Il n'y a pour ainsi dire pas d'histoire et la fiction est totalement éclatée, sans direction précise, John Cassavetes voulant capter la vie ou des fragments de vie à l'état pur ou brut. Le résultat est souvent captivant mais assez limité dans l'ensemble, ne restant qu'à des émotions vives certes mais sans former un canevas, sinon cohérent, du moins signifiant. Le cinéma de John Cassavetes reste en effet incapable de comprendre les allers et retours, les contradictions des personnages, ne faisant qu'enregistrer (certes avec talent) le flux tendu de la vie. Cependant, on a là sans doute un projet plus alerte et moins cérébral que chez la Nouvelle vague française à la même époque.

Jouant sur le dérèglement, la fragmentation, l'aléatoire, le bouillonnement, le film s'éloigne nettement du standard hollywoodien comme on peut s'y attendre. Le projet était donc intéressant : montrer deux êtres forts distincts, carrément opposés dans leurs approches. Hélas, John Cassavetes a du mal à construire cette histoire d'amour avec un minimum de cohérence, se complaisant trop dans les oppositions binaires, fortes, ou encore dans les situations mélodramatiques excessives.

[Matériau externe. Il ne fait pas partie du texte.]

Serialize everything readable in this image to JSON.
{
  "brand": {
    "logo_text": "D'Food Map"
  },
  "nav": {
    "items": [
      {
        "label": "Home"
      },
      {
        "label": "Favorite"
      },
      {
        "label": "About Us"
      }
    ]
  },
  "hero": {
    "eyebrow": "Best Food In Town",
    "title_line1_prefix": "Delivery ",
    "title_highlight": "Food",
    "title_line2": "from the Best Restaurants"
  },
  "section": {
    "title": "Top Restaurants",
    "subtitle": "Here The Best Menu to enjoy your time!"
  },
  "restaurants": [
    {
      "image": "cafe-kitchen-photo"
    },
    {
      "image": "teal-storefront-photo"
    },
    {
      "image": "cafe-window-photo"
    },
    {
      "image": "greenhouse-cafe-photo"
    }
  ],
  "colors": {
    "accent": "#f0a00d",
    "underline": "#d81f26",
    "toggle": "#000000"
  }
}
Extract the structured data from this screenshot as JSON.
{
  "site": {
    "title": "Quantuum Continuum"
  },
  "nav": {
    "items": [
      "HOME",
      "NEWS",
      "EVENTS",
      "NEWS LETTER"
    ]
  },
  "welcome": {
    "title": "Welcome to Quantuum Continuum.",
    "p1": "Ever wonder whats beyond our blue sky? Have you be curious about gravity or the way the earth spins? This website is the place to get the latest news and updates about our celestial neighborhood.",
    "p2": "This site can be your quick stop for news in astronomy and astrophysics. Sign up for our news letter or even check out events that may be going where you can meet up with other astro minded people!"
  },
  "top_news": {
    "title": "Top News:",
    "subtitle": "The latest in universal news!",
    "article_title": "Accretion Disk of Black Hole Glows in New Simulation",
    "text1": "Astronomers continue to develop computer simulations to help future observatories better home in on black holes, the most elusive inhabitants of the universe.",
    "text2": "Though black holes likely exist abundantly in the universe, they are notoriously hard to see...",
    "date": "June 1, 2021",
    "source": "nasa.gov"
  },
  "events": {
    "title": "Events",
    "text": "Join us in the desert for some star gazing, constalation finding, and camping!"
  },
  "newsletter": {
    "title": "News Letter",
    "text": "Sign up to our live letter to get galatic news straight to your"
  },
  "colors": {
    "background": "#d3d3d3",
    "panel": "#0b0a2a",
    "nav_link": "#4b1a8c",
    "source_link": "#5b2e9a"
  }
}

A l'évidence, le réalisateur a un faible pour les personnes à la marge, ou qui n'arrivent pas bien à se sortir du système. Solitaires, loosers, excessifs, emportés, marginaux, etc., parsèment toute son œuvre. Par un certain côté, cela force l'admiration et touche. John Cassavetes a cette compassion pour les gens de la rue. Le meilleur du film en définitive est quand le cinéaste capte au passage un marginal dans un bar (la scène du début avec Seymour Moskowitz et un solitaire), notations concrètes sur la vie quotidienne. D'un autre côté, cette façon où l'on pleure, l'on crie, l'on gueule, l'on se chamaille, l'on s'embrasse pour se réconcilier, l'on se quitte fâchés pour mieux se retrouver est lassante. A force de faire dans le décalage ou dans l'opposition outrancière, on ne construit plus grand chose. On s'enlise dans le pathos. On devient mécanique, et même, on risque de tomber dans le cliché par mégarde, le film se terminant par un happy end, un mariage avec beaucoup d'enfants... On peut voir cela comme une ironie malicieuse de la part de John Cassavetes mais pourquoi développer une telle fin plutôt qu'une autre plus élaborée ?

Point positif : le film échappe à toute politisation et le contexte des années 1970 aurait pu faire basculer Minnie and Moskowitz dans l'apologie béate et beatnik de l'amour, ce qu'il évite fort heureusement. Autre point positif, comme toujours chez John Cassavetes, les acteurs sont tous formidables. Nous ne sommes donc pas déçus, même si cela ne suffit pas à hisser le film parmi les meilleurs œuvres du cinéaste.